Surveys by Ontrack reveal the leading reasons for VM data loss to be user error, ransomware, hardware failures, formatting, metadata corruption, and RAID storage corruption. Hardware issues are similar to those suffered by physical systems: failing drives, failing controllers, failing server components, and power issues.
RAID and virtualization don't always mix
RAID corruption can often present more of a challenge due to the nature of virtualization. RAID fragments data across disks and reassembles it when requested. However, the complexity of virtualization coupled with the presence of deduplication and compression can cause problems when RAID controllers try to map where all information resides across many disks.
Reformatting of disks, virtual disks, arrays, and volumes, or re-installation of software are additional causes of data loss in virtualized environments. With VMs, reformatting at the Guest or Host level often leads to loss of data. And then there is corruption due to buggy patches and updates, leading to host file corruption and guest file system damage.
Thin provisioning data loss, too, should also be considered. Space may only have been provisioned for immediate needs. Blocks of storage are then added to the virtual disk as it grows. This can be a source of complexity and further fragmentation of virtual environments. Metadata pointers can get lost or damaged. That makes it difficult to rebuild virtual disks.
Human error obviously plays a part in some of the issues mentioned above. But it comes into its own in areas such as virtual disks deleted by mistake, VMs being overwritten or their space reassigned. And then there is snapshot chain corruption, i.e. one of a series of snapshots is either corrupted, deleted or unavailable for one reason or another. This can foul up backups and make it difficult to recover data.
VM data recovery options
Obviously, backup is the first line of defense. But backups are not always complete and may become corrupted. In those cases, recovery might be possible through data recovery service providers. It is sometimes possible to directly recover data from physical drives. This is done by taking an image of the drives and reading whatever raw data might be available.
Data can also be recovered from logical volumes (LUNs) or RAID. If the RAID controller is available, it can be used to track down data spread across virtual disks. By determining what the configuration should be, engineers can virtually rebuild the array and gain access to the storage. In the event of RAID controller corruption, the controller can often be emulated and you can rebuild what is missing.
Moving up to a higher degree of difficulty is recovery at the host file system level. In VMware, this would be VMFS and in Hyper-V, NTFS or ReFS. Even when data isn’t available directly at the storage level, recovery firms can sometimes trace data from the basic storage data blocks, map it to the host level and recompile it.

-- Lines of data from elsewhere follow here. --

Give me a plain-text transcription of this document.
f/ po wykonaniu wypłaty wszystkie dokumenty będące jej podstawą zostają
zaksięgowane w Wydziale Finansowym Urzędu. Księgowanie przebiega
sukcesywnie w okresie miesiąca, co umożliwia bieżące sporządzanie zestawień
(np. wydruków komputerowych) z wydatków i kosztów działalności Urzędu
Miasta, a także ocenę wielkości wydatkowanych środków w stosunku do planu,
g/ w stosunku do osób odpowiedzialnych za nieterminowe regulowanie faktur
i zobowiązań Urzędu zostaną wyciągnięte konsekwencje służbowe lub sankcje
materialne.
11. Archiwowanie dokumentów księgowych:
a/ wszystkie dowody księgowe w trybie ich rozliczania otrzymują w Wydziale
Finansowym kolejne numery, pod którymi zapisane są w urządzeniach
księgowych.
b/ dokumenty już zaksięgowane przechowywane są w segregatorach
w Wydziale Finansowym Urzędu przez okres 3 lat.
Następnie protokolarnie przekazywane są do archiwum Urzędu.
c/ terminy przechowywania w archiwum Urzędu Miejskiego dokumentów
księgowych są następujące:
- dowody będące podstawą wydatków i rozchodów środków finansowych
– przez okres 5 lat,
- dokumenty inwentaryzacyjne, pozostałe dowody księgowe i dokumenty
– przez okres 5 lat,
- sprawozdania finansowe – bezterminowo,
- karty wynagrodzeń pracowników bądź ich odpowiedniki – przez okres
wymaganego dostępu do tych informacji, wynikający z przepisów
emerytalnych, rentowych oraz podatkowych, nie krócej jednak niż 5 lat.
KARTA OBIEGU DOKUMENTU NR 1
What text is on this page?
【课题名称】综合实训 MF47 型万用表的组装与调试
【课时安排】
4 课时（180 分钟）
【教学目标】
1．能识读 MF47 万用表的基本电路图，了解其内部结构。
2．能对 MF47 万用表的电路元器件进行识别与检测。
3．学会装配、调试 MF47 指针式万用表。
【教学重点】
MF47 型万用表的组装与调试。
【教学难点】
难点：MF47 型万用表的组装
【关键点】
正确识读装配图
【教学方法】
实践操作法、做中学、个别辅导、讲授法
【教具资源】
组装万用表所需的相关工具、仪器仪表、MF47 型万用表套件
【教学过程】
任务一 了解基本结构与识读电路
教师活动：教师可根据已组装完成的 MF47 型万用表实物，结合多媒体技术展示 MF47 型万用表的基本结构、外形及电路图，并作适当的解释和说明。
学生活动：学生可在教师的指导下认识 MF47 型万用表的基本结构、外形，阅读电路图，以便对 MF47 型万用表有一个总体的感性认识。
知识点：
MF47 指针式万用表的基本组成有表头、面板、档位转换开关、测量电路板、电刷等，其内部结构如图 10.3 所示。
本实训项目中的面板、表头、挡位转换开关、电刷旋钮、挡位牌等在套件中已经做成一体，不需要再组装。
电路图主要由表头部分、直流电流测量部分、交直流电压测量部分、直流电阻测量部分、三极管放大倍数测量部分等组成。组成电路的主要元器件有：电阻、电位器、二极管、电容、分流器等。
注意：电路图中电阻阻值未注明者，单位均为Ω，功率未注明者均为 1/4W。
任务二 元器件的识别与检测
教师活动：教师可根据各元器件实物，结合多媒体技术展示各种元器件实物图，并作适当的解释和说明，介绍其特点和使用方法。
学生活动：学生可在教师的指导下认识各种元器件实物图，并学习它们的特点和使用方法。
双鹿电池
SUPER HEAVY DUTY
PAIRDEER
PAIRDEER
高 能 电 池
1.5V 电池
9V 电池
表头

If that doesn’t bear fruit, specialist firms have additional tools they can employ to extend further into the guest file system level. Further, it may be possible to reach into the guest file level and access data lurking in application files such as SQL, Exchange, SharePoint, Oracle and Office files.
Take the case of a Korean MSP. One of its clients had a NetApp FAS8060 system containing 161 x 900GB SAS HDDs. Human error by a technician initiated a wipe command on some LUNs. 45 GB of data went AWOL from the Sybase server. The MSP brought in Ontrack via telephone. A data recovery expert told the MSP to take the storage offline to avoid further overwrite damage. The hard drives were connected remotely to Ontrack’s Remote Data Recovery server. The drives had to be sorted into groups and manually rebuilt to a point in time as close as possible to the time of the incorrect wipe command. The recovered logical volumes passed integrity checks and were made operational with no loss of data.
The reality of VM data loss
Virtualization may save time and eliminate complexity from the user's view. But it comes with its own set of challenges, one of which is a rising incidence of corruption and data loss. Whether through volume corruption, deleted volumes, ransomware, deleted or corrupted virtual backups, RAID and hardware failures and deleted or corrupt files within virtualized storage systems, data loss is a reality for anyone managing virtual systems - and an issue many don't think of until they lose data.